Dans le cas précis de la comptabilité, il semble encore plus justifié de s'interroger sur le sens et du caractère approprié d'une démarche qui utilise un prix instantané, sans cesse variable, pour exprimer une "valeur", c'est-à-dire une réalité, qui se conservera, ou qui ne sera pas altérée significativement au cours d'un certain laps de temps à venir.

Or précisément ce n'est admissible que par acceptation de l'hypothèse sous-jacente, déjà discutée de l'efficience des marchés. On peut pointer ainsi, une fois écarté le caractère scientifiquement démontré de cette hypothèse, l'introduction dans l'organisation économique et sociale de ce que l'on peut appeler une croyance, ou une convention. On y croit ou on y croit pas. Quel est son degré de justesse ? Là n'est plus la question première, car toute l'organisation s'ordonne autour de l'acceptation de cette croyance. Il se crée alors des activités, des pratiques, des entreprises pour les exploiter, des institutions pour les réguler. C'est le phénomène de performation repéré par les sociologues. Un énoncé crée une réalité sociale dans laquelle les individus peuvent agir, sans nécessairement avoir toujours conscience du rôle de cet énoncé. Mais une fois identifié, comme fondateur la question première devient alors de juger la pertinence de ce choix. Dans le cas de l'efficience des marchés tous les acteurs le reconnaissent comme central. Comment peut- on faire autrement que de juger alors l'arbre à ses fruits ?

Il devient alors clair que la comptabilité à visée évaluative, en full ou en partie, fair value promue par le FASB américain ou l'IAS Board qui dépend de l'acceptation de l'efficience des marchés n'est pas suffisamment bien fondée pour en accepter les conséquences douloureuses relevées pendant la crise : dont la volatilité excessive et ses effets d'amplification. Elle ne permet pas aux différentes parties prenantes de disposer d'évaluations solides valables pour chacun et pour tous les types d'activités économiques.

Elle ajoute cette volatilité, qui, si elle n'est pas reconnue comme toujours utile, peut être valablement qualifiée d'artificielle et de déstabilisante dans un monde qui n'en pas besoin.
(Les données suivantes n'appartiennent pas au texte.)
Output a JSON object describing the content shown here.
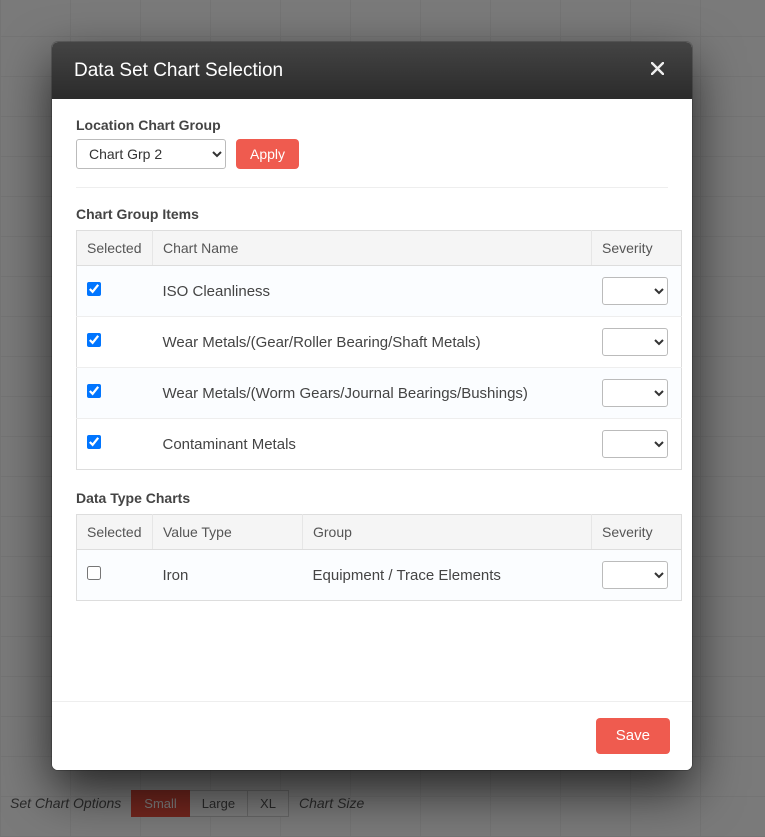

Les fonds propres calculés (Equity) par ces nouvelles normes ne sont plus les reflets de richesses accumulées et disponibles pour les temps difficiles, comme le cash mis en réserve l'est. Ils sont seulement des écarts de valeurs plus ou moins établis. Ils n'ont pas de pertinence suffisamment robuste pour franchir les crises.

Le deuxième point

est la capacité du système de normes à représenter le modèle économique des entreprises (business model). Or, le constat aujourd'hui est que l'analyste financier est contraint de rechercher par lui-même comment est généré et utilisé le cash pour valider les valeurs proposées [19]. C'est-à-dire, il doit rechercher les indicateurs lui permettant de mieux recoller les chiffres transmis par l'entreprise et sa perception du modèle économique de l'entreprise.

De leur côté, les sociétés ont une même tendance à multiplier les informations complémentaires [20]. La terminologie en vigueur les appelle des non-GAAP, pour indiquer l'absence de normalisation. Ce qui va motiver, à nouveau, une demande d'homogénéisation puis une normalisation d'origine privée ou publique [21].

Ces deux points ne sont pas propres aux Européens. Ils sont également soulevés aux Etats-Unis par les professionnels. On pourra se référer ainsi à la dernière lettre aux actionnaires de M&T [22], une banque de détail traditionnelle américaine, et signée par son président et CEO Robert G. WILDMERS. Il y dénonce l'échec du FASB. Il pointe la complexité, l'obscurcissement et l'opacité apportés aux comptes par les normes et l'inflation des documents de présentation des comptes. Leurs contenus ont été multipliés par plus de 8 fois en vingt ans. Il estime même que seules les quatre principales firmes d'audit (The Big Fours), qui dominent le FASB y trouvent leurs comptes en ayant pu multiplier par deux leurs honoraires depuis 10 ans. Malheureusement, elles sont également présentes dans l'IAS Board.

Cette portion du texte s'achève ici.